Tucker Carlson went live last night after a weekend of violent rioting and looting across many of America’s major cities. He took no prisoners in what was easily the most important monologue of his career. It’s a moment in media history that will still be talked about a decade from now. That’s how powerful it was, whether you agree with every conclusion or not.
Over the course of 30 minutes, Carlson laid out the case that our leaders have failed to protect us in this time of chaos. He played the clips of men and women being beaten, the videos of buildings burning, and the recordings of mobs stealing. He showed the complete lack of respect for human life and property. He named names of those enabling it and let no one off the hook. He laid out the core issues tearing the country apart and the nonsensical responses to them.
While I rarely expect people to watch clips I post all the way through, this is one you should really make time for.
You can find the full transcript via The Federalist.
While Carlson has long separated himself as a step above the other prime time hosts, both on his network and others, this cemented his status as an independent thinker not afraid to speak out. The abandonment of these cities by local officials? He nails them. Governors who pander to the violence? He nails them to. Yes, he even goes after President Trump.
The first requirement of leadership is that you watch over the people in your care. That’s what soldiers want from their officers. It’s what families need from their fathers. It’s what voters demand from their presidents.
People will put up with almost anything if you do that. You can regularly say embarrassing things on television. You can hire Omarosa to work at the White House. All of that will be forgiven if you protect your people.
But if you do not protect them — or worse than that, if you seem like you can’t be bothered to protect them — then you’re done. It’s over. People will not forgive weakness. That’s the one thing, by the way, that is not a partisan point.
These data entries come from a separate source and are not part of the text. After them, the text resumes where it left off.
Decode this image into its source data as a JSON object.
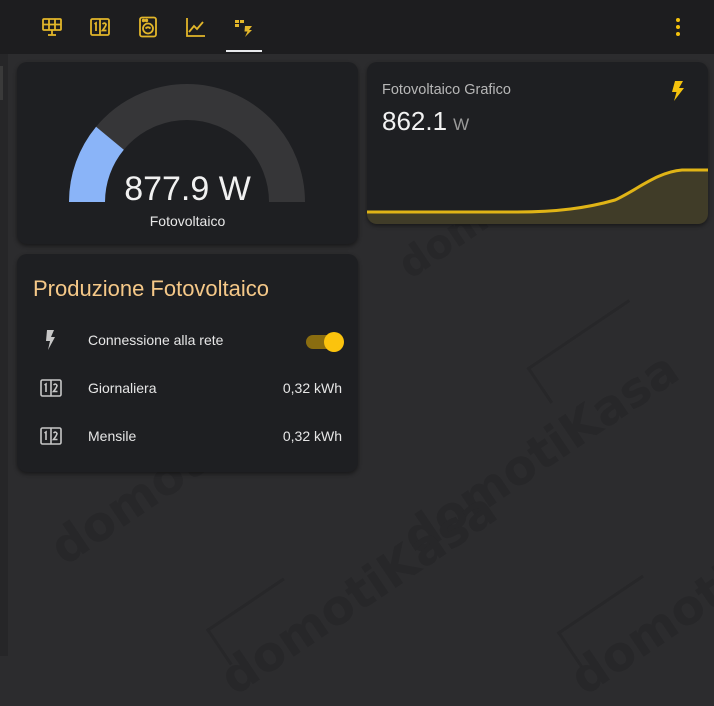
{
  "topbar": {
    "tabs": [
      {
        "icon": "solar-panel-icon",
        "active": false
      },
      {
        "icon": "counter-icon",
        "active": false
      },
      {
        "icon": "washing-machine-icon",
        "active": false
      },
      {
        "icon": "chart-line-icon",
        "active": false
      },
      {
        "icon": "solar-power-icon",
        "active": true
      }
    ],
    "accent_color": "#e2b62a",
    "menu_icon": "dots-vertical-icon"
  },
  "gauge": {
    "value_text": "877.9 W",
    "name": "Fotovoltaico",
    "fill_fraction": 0.22,
    "fill_color": "#8ab4f8",
    "track_color": "#363638"
  },
  "graph": {
    "title": "Fotovoltaico Grafico",
    "value": "862.1",
    "unit": "W",
    "icon": "flash-icon",
    "line_color": "#e0b416",
    "fill_color": "#403c28"
  },
  "production": {
    "title": "Produzione Fotovoltaico",
    "rows": [
      {
        "icon": "flash-icon",
        "label": "Connessione alla rete",
        "type": "toggle",
        "state": "on"
      },
      {
        "icon": "counter-icon",
        "label": "Giornaliera",
        "value": "0,32 kWh"
      },
      {
        "icon": "counter-icon",
        "label": "Mensile",
        "value": "0,32 kWh"
      }
    ]
  },
  "watermark": {
    "text": "domotiKasa"
  }
}
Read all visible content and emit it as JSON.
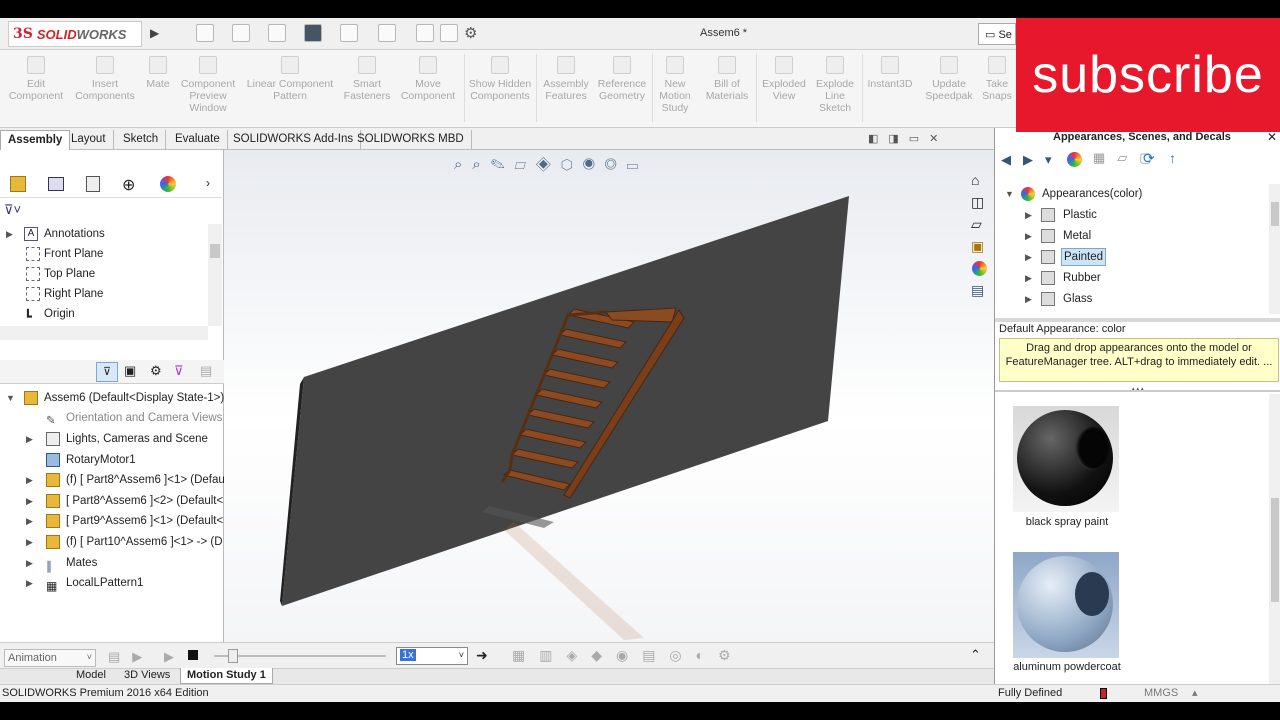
{
  "app": {
    "logo_mark": "3S",
    "logo_word_a": "SOLID",
    "logo_word_b": "WORKS",
    "document_title": "Assem6 *",
    "search_partial": "Se"
  },
  "subscribe": {
    "label": "subscribe"
  },
  "commands": [
    "Edit Component",
    "Insert Components",
    "Mate",
    "Component Preview Window",
    "Linear Component Pattern",
    "Smart Fasteners",
    "Move Component",
    "Show Hidden Components",
    "Assembly Features",
    "Reference Geometry",
    "New Motion Study",
    "Bill of Materials",
    "Exploded View",
    "Explode Line Sketch",
    "Instant3D",
    "Update Speedpak",
    "Take Snaps"
  ],
  "tabs": [
    "Assembly",
    "Layout",
    "Sketch",
    "Evaluate",
    "SOLIDWORKS Add-Ins",
    "SOLIDWORKS MBD"
  ],
  "top_tree": [
    "Annotations",
    "Front Plane",
    "Top Plane",
    "Right Plane",
    "Origin"
  ],
  "tree": {
    "root": "Assem6  (Default<Display State-1>)",
    "items": [
      "Orientation and Camera Views",
      "Lights, Cameras and Scene",
      "RotaryMotor1",
      "(f) [ Part8^Assem6 ]<1> (Defau",
      "[ Part8^Assem6 ]<2> (Default<",
      "[ Part9^Assem6 ]<1> (Default<",
      "(f) [ Part10^Assem6 ]<1> -> (D",
      "Mates",
      "LocalLPattern1"
    ]
  },
  "right_panel": {
    "title": "Appearances, Scenes, and Decals",
    "tree_root": "Appearances(color)",
    "tree_items": [
      "Plastic",
      "Metal",
      "Painted",
      "Rubber",
      "Glass"
    ],
    "selected": "Painted",
    "default_label": "Default Appearance: color",
    "tip": "Drag and drop appearances onto the model or FeatureManager tree.  ALT+drag to immediately edit. ...",
    "swatches": [
      "black spray paint",
      "aluminum powdercoat"
    ]
  },
  "motion": {
    "mode": "Animation",
    "speed": "1x"
  },
  "bottom_tabs": [
    "Model",
    "3D Views",
    "Motion Study 1"
  ],
  "status": {
    "edition": "SOLIDWORKS Premium 2016 x64 Edition",
    "state": "Fully Defined",
    "units": "MMGS"
  }
}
It is human nature.
Carlson notes that Trump finally promised action last night, but that doesn’t mean his critique and frustrations that it took this long aren’t correct. The President can follow through now or he can’t claim to be the law and order candidate, something I wrote about last night. There are lines that most of his even his most ardent supporters have drawn in the sand. Letting anarchy go unpunished is one of them.
President Donald Trump: If a city or state refuses to take the actions that are necessary to defend the life and property of their residents, then I will deploy the United States military and quickly solve the problem for them.
Good for him.
Immediately after that address, the president walked over to St. John’s, which, we just told you, was burning fewer than 24 hours ago, and that provided a powerful symbolic gesture. It was a declaration that this country — our national symbols, our oldest institutions — will not be desecrated and defeated by nihilistic destruction. We fervently hope this all works.
Carlson also goes after many feckless GOP politicians, who instead of denouncing the rioting forcibly, chose to instead tacitly encourage it and deliver typical boilerplate platitudes. Further, he absolutely eviscerated Jared Kushner.
Jared Kushner, for one, has made that point out loud. No one has more contempt for Donald Trump’s voters than Jared Kushner does, and no one expresses it more frequently.
In 2016, Donald Trump ran as a law and order candidate because he meant it, and his views remain fundamentally unchanged today. But the president’s famously sharp instincts, the ones that won him the presidency almost four years ago, have been since subverted at every level by Jared Kushner. This is true on immigration, on foreign policy, and especially on law enforcement.
As crime in this country continues to rise, Jared Kushner has led a highly aggressive effort to let more criminals out of prison and back on to the streets. This is reckless. At this moment in time, it is insane. It continues to happen.
This goes on for half an hour, and there’s little I find objectionable in his words. Perhaps his attack on Nikki Haley was a bit tortured (I don’t think she was trying to say what he interpreted from her comment), but given all that’s happening and all he said, I struggle to focus on that.
Carlson ended by noting the subjugation and division being spread in some of these protests. There’s a lot more in there and I’ll let the video speak for itself. Seriously, take the time to watch it. You may not agree with all of it, nor should there be any expectation we will all think exactly alike, but it’s one of those things that’s worth your time.